Today I found two raspberries in the garden, they were sweet and tart at the same time. I think they were the last raspberries this summer and that makes me a little sad.
I really do love autumn, the colours and the smells and the light can be magical, but summer is always summer. The long days, the almost impossibly short nights, the trips to the beach, not having any time to keep and the slower pace of life during summer vacation.
At the moment it feels like I’m running about doing everything and nothing, and I keep forgetting things (or I keep thinking I have forgotten something and that stresses me out)! I suppose it doesn’t help that I sleep poorly, have never ending headaches (head cold?) and just a feeling of meh…
Last week was so intense. The anthology was released (yay yay yay!) and on Saturday we had a release party on Facebook (so much fun!). And on Sunday (was that really only yesterday?) I had two services to go to, work wise, and I was completely spent when I got home at 8.30pm.
It’s almost like it’s all a little too much at the moment, or is it that I need to do more?
I don’t know.
I feel as if I would like (need?) something to look forward to. I’ve had the book release hanging there all spring and summer, but now I’m like: “Huh… what now?” All I see are work things.

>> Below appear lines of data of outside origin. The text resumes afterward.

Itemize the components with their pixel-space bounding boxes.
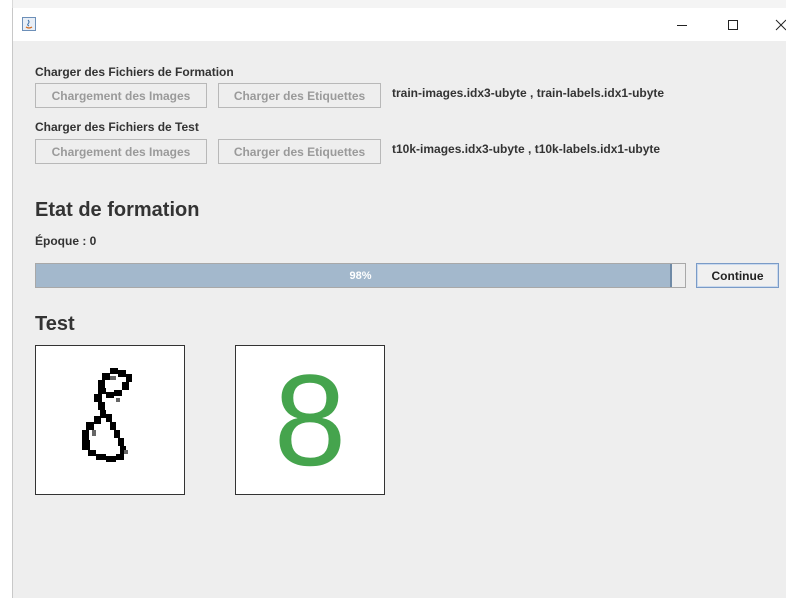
test-load-labels-button[interactable]: Charger des Etiquettes — [218, 139, 381, 164]
training-load-images-button[interactable]: Chargement des Images — [35, 83, 207, 108]
test-heading: Test — [35, 313, 75, 335]
continue-button[interactable]: Continue — [696, 263, 779, 288]
java-app-icon — [22, 17, 36, 31]
app-window: Charger des Fichiers de Formation Charge… — [12, 8, 786, 598]
progress-text: 98% — [349, 269, 372, 282]
prediction-digit: 8 — [273, 347, 347, 493]
title-bar — [13, 8, 786, 41]
test-load-images-button[interactable]: Chargement des Images — [35, 139, 207, 164]
training-files-text: train-images.idx3-ubyte , train-labels.i… — [392, 86, 665, 100]
training-load-labels-button[interactable]: Charger des Etiquettes — [218, 83, 381, 108]
test-files-text: t10k-images.idx3-ubyte , t10k-labels.idx… — [392, 142, 661, 156]
maximize-icon[interactable] — [710, 8, 756, 41]
training-state-heading: Etat de formation — [35, 199, 200, 221]
minimize-icon[interactable] — [659, 8, 705, 41]
training-progress-bar: 98% — [35, 263, 686, 288]
training-files-label: Charger des Fichiers de Formation — [35, 65, 234, 79]
close-icon[interactable] — [758, 8, 786, 41]
prediction-panel: 8 — [235, 345, 385, 495]
test-files-label: Charger des Fichiers de Test — [35, 120, 199, 134]
epoch-label: Époque : 0 — [35, 234, 97, 248]
test-digit-image — [35, 345, 185, 495]
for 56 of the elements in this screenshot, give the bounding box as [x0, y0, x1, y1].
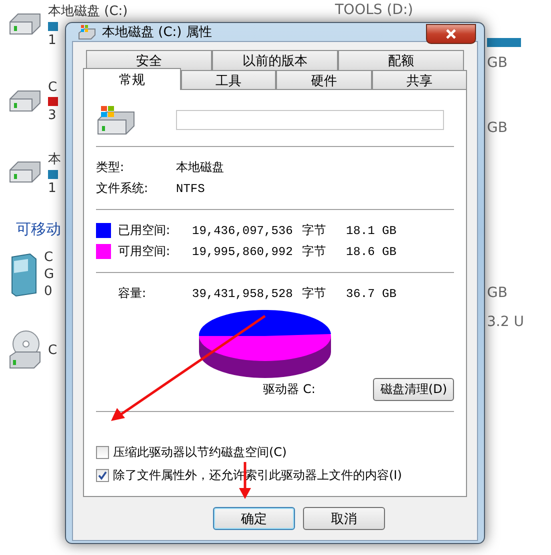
- drive-name: C: [48, 80, 58, 95]
- group-heading: 可移动: [16, 220, 61, 239]
- drive-name: C: [48, 342, 58, 358]
- file-system-value: NTFS: [176, 182, 206, 196]
- tab[interactable]: 配额: [338, 50, 464, 70]
- type-value: 本地磁盘: [176, 159, 225, 176]
- size-value: 36.7 GB: [346, 286, 398, 300]
- drive-size: 1: [48, 33, 58, 48]
- drive-label: 驱动器 C:: [263, 381, 316, 398]
- tab[interactable]: 常规: [83, 68, 181, 90]
- checkbox[interactable]: [96, 469, 109, 482]
- drive-text: TOOLS (D:): [335, 2, 414, 18]
- byte-count: 19,995,860,992: [192, 244, 294, 258]
- drive-text: GB: [487, 285, 508, 301]
- tab[interactable]: 共享: [372, 70, 467, 90]
- drive-text: GB: [487, 120, 508, 136]
- close-button[interactable]: [426, 24, 476, 44]
- tab[interactable]: 以前的版本: [212, 50, 338, 70]
- unit-label: 字节: [302, 222, 327, 239]
- window-title: 本地磁盘 (C:) 属性: [102, 24, 212, 41]
- unit-label: 字节: [302, 243, 327, 260]
- disk-cleanup-button[interactable]: 磁盘清理(D): [373, 378, 454, 401]
- cd-drive-icon: [8, 330, 42, 370]
- cancel-button[interactable]: 取消: [303, 507, 385, 530]
- close-icon: [445, 29, 457, 39]
- drive-text: 3.2 U: [487, 314, 524, 330]
- hard-drive-icon: [8, 88, 42, 114]
- ok-button[interactable]: 确定: [213, 507, 295, 530]
- hard-drive-icon: [96, 104, 136, 136]
- drive-size: 0: [44, 284, 54, 299]
- drive-size: 1: [48, 181, 58, 196]
- checkbox-label: 压缩此驱动器以节约磁盘空间(C): [113, 444, 287, 461]
- byte-count: 19,436,097,536: [192, 224, 294, 238]
- drive-name: C: [44, 250, 54, 265]
- space-label: 可用空间:: [118, 243, 172, 260]
- drive-name: 本: [48, 151, 61, 168]
- space-label: 已用空间:: [118, 222, 172, 239]
- unit-label: 字节: [302, 285, 327, 302]
- drive-name: 本地磁盘 (C:): [48, 3, 128, 20]
- size-value: 18.6 GB: [346, 244, 398, 258]
- usage-bar: [487, 38, 521, 47]
- tab[interactable]: 工具: [181, 70, 276, 90]
- drive-type: G: [44, 267, 54, 282]
- tab[interactable]: 安全: [86, 50, 212, 70]
- file-system-label: 文件系统:: [96, 180, 150, 197]
- volume-name-field[interactable]: [176, 110, 444, 130]
- checkbox[interactable]: [96, 446, 109, 459]
- checkbox-label: 除了文件属性外，还允许索引此驱动器上文件的内容(I): [113, 467, 402, 484]
- drive-text: GB: [487, 55, 508, 71]
- tab[interactable]: 硬件: [276, 70, 372, 90]
- drive-size: 3: [48, 108, 58, 123]
- size-value: 18.1 GB: [346, 224, 398, 238]
- byte-count: 39,431,958,528: [192, 286, 294, 300]
- type-label: 类型:: [96, 159, 126, 176]
- drive-icon: [78, 24, 96, 40]
- capacity-label: 容量:: [118, 285, 148, 302]
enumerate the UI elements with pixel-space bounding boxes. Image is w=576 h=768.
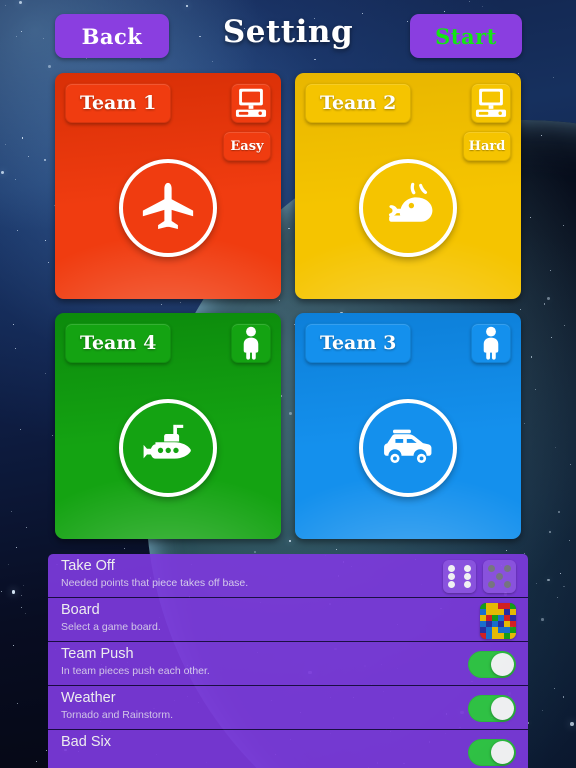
team-emblem-submarine[interactable] bbox=[119, 399, 217, 497]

Well, there IS Gothenburg Book fair, last weekend in September. I’m hoping to get to go on Sunday (pretty pretty please let me be able to go!). I mean, can it get much better? A whole fair full of books and authors and poets and bookish people!
No, no it can not get any better.
Anyhow, people ask me all the time about the patch on my face. But sometimes they don’t, they just talk to me like they did before, and that my friends is wonderful. The scar is about 5 cm long, but as thin as scars get. It’s gonna heal just fiiiiine.